Mortgage rates are expected to continue ratcheting upward from their historic lows, and that will limit lending and refinancing activity, putting more pressure on firms to find new efficiencies, said Duncan.
A week ago, the average 30-year fixed loan reached 6.22 percent. But Duncan expects it to climb to 6.40 percent by the end of 2006, significantly higher than its 2005 low of 5.47 percent.
VOLUME IS EBBING
The U.S. housing market surged for five years, shattering sales and construction records and sending home prices up more than 55 percent on average nationwide.
But now the market has taken on a "survival-of-the-fittest" atmosphere, said Celia Chen, director of housing economics at Moody's Economy.com, a consulting firm.

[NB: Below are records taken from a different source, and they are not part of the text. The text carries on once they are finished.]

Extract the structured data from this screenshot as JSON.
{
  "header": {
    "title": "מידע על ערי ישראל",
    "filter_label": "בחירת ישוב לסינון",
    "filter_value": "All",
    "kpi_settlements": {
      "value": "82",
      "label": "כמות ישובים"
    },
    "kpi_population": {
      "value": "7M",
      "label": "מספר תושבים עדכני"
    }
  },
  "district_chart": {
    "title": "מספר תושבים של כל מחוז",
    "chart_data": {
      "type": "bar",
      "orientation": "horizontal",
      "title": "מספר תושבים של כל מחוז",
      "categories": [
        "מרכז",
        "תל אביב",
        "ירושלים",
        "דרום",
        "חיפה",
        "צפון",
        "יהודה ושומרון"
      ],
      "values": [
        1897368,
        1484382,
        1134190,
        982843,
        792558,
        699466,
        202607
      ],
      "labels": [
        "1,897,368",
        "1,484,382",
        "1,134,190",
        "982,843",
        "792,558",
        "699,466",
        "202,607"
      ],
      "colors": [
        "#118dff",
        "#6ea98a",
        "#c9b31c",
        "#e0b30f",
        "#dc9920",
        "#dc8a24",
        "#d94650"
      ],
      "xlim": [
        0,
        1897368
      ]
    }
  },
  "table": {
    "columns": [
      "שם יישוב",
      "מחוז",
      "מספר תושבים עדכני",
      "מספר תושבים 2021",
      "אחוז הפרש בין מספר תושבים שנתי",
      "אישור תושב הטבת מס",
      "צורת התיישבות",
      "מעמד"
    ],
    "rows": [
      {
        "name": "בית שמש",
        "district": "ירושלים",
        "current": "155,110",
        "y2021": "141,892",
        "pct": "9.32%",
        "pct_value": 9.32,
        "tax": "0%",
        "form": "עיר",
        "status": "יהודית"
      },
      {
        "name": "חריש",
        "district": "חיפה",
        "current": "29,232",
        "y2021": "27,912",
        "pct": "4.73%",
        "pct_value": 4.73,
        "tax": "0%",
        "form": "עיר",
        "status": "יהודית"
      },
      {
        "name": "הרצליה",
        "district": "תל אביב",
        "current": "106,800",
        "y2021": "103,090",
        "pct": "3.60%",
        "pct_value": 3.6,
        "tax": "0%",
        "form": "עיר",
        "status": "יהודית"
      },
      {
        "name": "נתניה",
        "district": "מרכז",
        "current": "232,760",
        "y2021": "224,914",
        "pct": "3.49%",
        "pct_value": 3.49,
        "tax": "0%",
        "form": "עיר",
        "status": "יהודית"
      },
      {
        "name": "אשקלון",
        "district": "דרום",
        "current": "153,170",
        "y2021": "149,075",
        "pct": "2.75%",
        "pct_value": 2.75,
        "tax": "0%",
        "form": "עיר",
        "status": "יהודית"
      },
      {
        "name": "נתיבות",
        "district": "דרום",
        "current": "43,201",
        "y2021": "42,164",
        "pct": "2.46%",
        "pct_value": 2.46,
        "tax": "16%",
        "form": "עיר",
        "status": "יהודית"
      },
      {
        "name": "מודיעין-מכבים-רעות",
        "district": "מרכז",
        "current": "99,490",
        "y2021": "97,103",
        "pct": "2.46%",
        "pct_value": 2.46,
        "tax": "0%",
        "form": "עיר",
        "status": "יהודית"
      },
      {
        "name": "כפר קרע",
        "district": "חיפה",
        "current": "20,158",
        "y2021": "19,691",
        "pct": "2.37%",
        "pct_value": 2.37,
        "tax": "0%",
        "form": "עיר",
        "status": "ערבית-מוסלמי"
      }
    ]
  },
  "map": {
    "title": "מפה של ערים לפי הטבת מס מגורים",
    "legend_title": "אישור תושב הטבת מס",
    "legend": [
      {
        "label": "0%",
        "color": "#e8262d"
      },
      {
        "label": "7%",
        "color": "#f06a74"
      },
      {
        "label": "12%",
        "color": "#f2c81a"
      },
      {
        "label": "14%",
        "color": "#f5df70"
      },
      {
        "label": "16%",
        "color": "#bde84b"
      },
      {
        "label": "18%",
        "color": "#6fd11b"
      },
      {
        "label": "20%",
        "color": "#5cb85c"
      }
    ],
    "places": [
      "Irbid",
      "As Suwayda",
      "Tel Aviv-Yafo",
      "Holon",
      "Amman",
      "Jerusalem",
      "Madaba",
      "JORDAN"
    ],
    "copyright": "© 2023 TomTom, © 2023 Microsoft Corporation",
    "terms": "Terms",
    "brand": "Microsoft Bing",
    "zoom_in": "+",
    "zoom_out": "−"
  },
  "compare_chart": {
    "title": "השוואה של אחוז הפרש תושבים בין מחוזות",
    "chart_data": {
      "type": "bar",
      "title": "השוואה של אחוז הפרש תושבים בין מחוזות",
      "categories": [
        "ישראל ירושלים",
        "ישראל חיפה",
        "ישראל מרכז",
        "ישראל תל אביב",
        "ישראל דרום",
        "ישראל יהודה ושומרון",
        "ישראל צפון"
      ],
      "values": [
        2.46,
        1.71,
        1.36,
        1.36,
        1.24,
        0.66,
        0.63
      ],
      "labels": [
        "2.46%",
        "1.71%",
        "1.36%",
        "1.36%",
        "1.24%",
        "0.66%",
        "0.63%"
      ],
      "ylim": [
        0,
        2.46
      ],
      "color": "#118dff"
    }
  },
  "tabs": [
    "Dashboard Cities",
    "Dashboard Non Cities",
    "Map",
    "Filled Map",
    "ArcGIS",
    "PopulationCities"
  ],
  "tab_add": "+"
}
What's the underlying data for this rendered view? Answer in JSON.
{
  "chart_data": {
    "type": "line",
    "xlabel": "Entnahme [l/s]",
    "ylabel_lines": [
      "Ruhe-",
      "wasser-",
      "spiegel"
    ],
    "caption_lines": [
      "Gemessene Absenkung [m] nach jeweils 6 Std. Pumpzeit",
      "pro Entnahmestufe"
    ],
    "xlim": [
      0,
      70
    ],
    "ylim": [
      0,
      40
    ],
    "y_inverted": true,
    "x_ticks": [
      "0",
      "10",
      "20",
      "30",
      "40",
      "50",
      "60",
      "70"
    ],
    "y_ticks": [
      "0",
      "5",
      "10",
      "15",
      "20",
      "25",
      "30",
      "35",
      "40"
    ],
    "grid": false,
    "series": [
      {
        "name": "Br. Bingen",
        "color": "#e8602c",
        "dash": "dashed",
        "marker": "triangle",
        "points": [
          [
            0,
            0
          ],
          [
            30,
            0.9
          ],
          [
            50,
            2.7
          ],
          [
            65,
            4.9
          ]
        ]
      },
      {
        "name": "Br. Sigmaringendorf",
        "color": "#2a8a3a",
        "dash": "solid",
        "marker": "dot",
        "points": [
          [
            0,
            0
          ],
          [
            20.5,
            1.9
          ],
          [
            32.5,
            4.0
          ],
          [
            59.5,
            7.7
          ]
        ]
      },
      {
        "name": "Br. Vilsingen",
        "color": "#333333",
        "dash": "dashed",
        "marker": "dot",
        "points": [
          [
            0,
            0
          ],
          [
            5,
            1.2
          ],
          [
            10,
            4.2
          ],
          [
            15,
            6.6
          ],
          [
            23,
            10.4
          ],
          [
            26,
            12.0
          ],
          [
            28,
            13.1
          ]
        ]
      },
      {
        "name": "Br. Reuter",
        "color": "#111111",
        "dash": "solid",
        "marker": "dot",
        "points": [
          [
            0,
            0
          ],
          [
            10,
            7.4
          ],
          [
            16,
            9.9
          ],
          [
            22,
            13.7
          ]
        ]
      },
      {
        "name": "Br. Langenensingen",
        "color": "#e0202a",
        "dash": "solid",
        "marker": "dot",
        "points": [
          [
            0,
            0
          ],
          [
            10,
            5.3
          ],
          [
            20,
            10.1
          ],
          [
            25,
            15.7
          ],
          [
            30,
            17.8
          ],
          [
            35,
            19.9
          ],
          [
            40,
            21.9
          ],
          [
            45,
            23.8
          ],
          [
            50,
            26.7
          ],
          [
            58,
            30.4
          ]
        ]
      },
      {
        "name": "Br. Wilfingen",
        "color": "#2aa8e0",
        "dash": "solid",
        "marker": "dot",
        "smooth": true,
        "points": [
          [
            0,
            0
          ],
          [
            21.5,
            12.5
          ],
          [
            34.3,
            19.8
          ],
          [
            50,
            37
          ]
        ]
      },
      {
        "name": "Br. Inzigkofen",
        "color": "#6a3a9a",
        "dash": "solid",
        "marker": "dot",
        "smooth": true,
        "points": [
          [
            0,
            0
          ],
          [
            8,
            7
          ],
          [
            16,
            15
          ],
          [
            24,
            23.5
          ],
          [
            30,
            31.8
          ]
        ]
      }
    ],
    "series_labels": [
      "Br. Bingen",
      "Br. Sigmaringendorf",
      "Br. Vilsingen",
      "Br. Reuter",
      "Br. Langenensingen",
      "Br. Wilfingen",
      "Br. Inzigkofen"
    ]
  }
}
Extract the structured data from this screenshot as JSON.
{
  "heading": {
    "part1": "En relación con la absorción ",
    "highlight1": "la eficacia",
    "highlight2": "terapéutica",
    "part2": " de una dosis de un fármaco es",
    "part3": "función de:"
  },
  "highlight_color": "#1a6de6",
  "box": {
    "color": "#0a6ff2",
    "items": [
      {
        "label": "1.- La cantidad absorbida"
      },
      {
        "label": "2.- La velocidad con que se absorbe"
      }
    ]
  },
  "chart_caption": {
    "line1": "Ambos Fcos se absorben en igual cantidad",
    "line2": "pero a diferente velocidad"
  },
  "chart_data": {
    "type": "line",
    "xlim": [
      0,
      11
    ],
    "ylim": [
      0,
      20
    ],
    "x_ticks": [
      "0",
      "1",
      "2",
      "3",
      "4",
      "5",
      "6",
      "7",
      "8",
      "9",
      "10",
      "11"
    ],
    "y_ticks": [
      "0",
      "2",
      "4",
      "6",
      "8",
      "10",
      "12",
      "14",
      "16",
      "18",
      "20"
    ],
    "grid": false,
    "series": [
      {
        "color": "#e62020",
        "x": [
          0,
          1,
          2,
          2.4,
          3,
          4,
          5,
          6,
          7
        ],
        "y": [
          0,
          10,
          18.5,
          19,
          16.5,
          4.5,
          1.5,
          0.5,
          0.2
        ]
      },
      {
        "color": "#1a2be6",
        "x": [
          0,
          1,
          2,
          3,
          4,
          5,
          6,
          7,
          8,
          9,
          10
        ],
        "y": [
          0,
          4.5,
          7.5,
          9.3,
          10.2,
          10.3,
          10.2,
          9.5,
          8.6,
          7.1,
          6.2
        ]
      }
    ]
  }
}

"Mortgage lending is an opportunistic business and when business declines, the instinct is to consolidate to become more efficient, and that is what we are seeing," said Chen.
The MBA's seasonally adjusted refinancing index, which hit a record level near 10,000 in May of 2003, stood at 1,571.4 for the week ended February 17.
While refinancing has been trending lower over the past few years, the drop in volume for home purchase loans has gained substantial momentum in only the past year.
The MBA's seasonally adjusted purchase mortgage index-- considered a timely gauge on U.S. home sales -- stood at 408.7 last week, its lowest level since the week ended January 7, 2005, when the index hit 393.1.
According to Duncan, lenders have been holding "slowdown" meetings with their employees, a move he said historically coincides with a turn in employment.
LENDERS LAST HURRAH?
Mortgage lenders, however, are not ready to throw in the towel just yet and are actively seeking new ways to increase business volume, whether through new loan products or reaching out to untapped markets.
"We have worked hard over the past three years in developing a wide array of products -- all credit types, all documentation types, all amortization types and all combinations of first and second mortgages," said Bob Walters, chief economist at Quicken Loans, an online mortgage lender.
By diversifying its product line, Quicken Loans is able to serve the entire spectrum of clients, said Walters.
"The firms that are focused on one type or another will struggle as the market narrows," he said.